Keep the conversation going, be interested in the person your chatting to and what they’re actually saying. Know when to finish the conversation and move onto the next person (or group of people), connect with multiple people, that’s the whole point of networking, it’s not “solo-working”.
Attitude: In terms of your attitude, if you’ve had a bad day, try to regroup before the event as people feed off energy and aren’t always a fan of a pessimist, or someone who is grumpy or distant. At the same time, you may like to be open and honest and say “I haven’t had the best day…”, just be cautious as to how you deliver this. Like anything you practice, the more you network, the better you’ll be. Make sure you are relaxed and comfortable by the time you get there and have your “go to” points to chat about so no matter what is thrown at you, you are prepared.

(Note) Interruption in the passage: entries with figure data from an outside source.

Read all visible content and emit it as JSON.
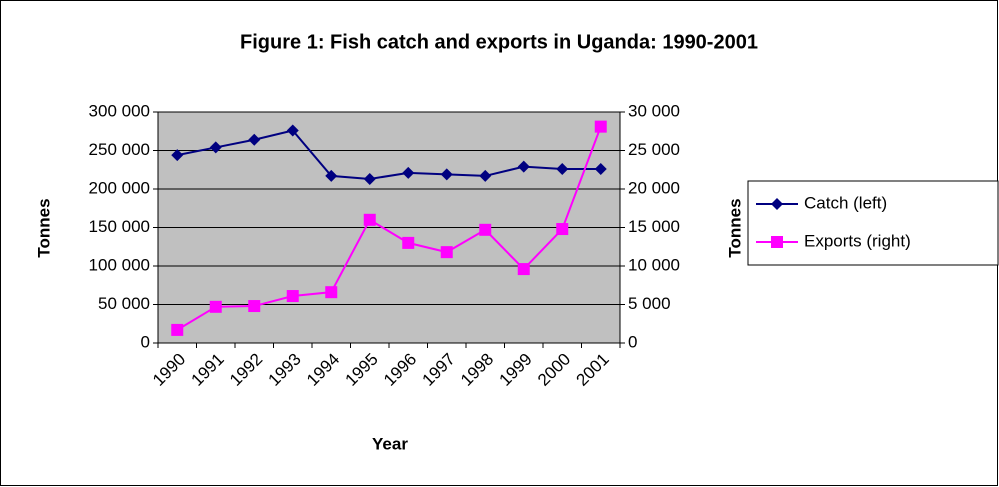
{
  "chart_data": {
    "type": "line",
    "title": "Figure 1:  Fish catch and exports in Uganda: 1990-2001",
    "xlabel": "Year",
    "ylabel": "Tonnes",
    "y2label": "Tonnes",
    "categories": [
      "1990",
      "1991",
      "1992",
      "1993",
      "1994",
      "1995",
      "1996",
      "1997",
      "1998",
      "1999",
      "2000",
      "2001"
    ],
    "series": [
      {
        "name": "Catch (left)",
        "color": "#000080",
        "marker": "diamond",
        "values": [
          244000,
          254000,
          264000,
          276000,
          217000,
          213000,
          221000,
          219000,
          217000,
          229000,
          226000,
          226000
        ]
      },
      {
        "name": "Exports (right)",
        "color": "#ff00ff",
        "marker": "square",
        "axis": "y2",
        "values": [
          1700,
          4700,
          4800,
          6100,
          6600,
          16000,
          13000,
          11800,
          14700,
          9600,
          14800,
          28100
        ]
      }
    ],
    "ylim": [
      0,
      300000
    ],
    "yticks": [
      0,
      {
        "value": 50000,
        "label": "50 000"
      },
      {
        "value": 100000,
        "label": "100 000"
      },
      {
        "value": 150000,
        "label": "150 000"
      },
      {
        "value": 200000,
        "label": "200 000"
      },
      {
        "value": 250000,
        "label": "250 000"
      },
      {
        "value": 300000,
        "label": "300 000"
      }
    ],
    "y2lim": [
      0,
      30000
    ],
    "y2ticks": [
      0,
      {
        "value": 5000,
        "label": "5 000"
      },
      {
        "value": 10000,
        "label": "10 000"
      },
      {
        "value": 15000,
        "label": "15 000"
      },
      {
        "value": 20000,
        "label": "20 000"
      },
      {
        "value": 25000,
        "label": "25 000"
      },
      {
        "value": 30000,
        "label": "30 000"
      }
    ],
    "grid": true,
    "legend": "right",
    "plot_background": "#c0c0c0"
  }
}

The importance of follow up
Especially in business, if you say you’re going to do something, no matter who you are, what you do or what you promised, if you don’t do what you said you would, it is bound to have a negative knock on effect.
When networking, it is easy to want to make connections and help people as much as possible. During conversations, if you can’t see a clear alignment, can’t refer to the right match for them, don’t say you will. People will think that if they were to get into business with you, you simply just won’t deliver. It’s about quality not quantity.
If it’s something quick and easy like adding someone on LinkedIn or following their social media page, do what you say you’ll do. You could even take out your phone and give them a follow right then and there. If you do it after the event, pop them a quick message; “Hi…, it was great meeting you at the event last week…”. Keep the relationship building, connection and conversation going. It can be helpful if you have a system in place to follow up before, during and after networking events. Check out this quick video from our business partner Krystle Clear Solutions on “The Best Business Networking System Every Business Owner Should Know”.
Top 3 Networking Tips
- Before your staff go to a networking event – Help them with their “Elevator Pitch”. They should be able to quickly articulate what your business does, who they do it for and how they can help. This will enable the listener to identify the niche and see who they could potentially connect them or your business with.
- Before you go to an event (especially if you have the opportunity to view the attendees) – Take a look at the list and target some people that you would like to meet and you would be interested in connecting with. If you feel comfortable, even ask the organiser of the event to introduce you once you get there.
- At the event – Don’t just ask a fellow networker what they “do”, take the time to get to know them and have a quality chat. Ask them what they do for fun, what makes them tick, get to know them as a person, not as a… Insert work role here.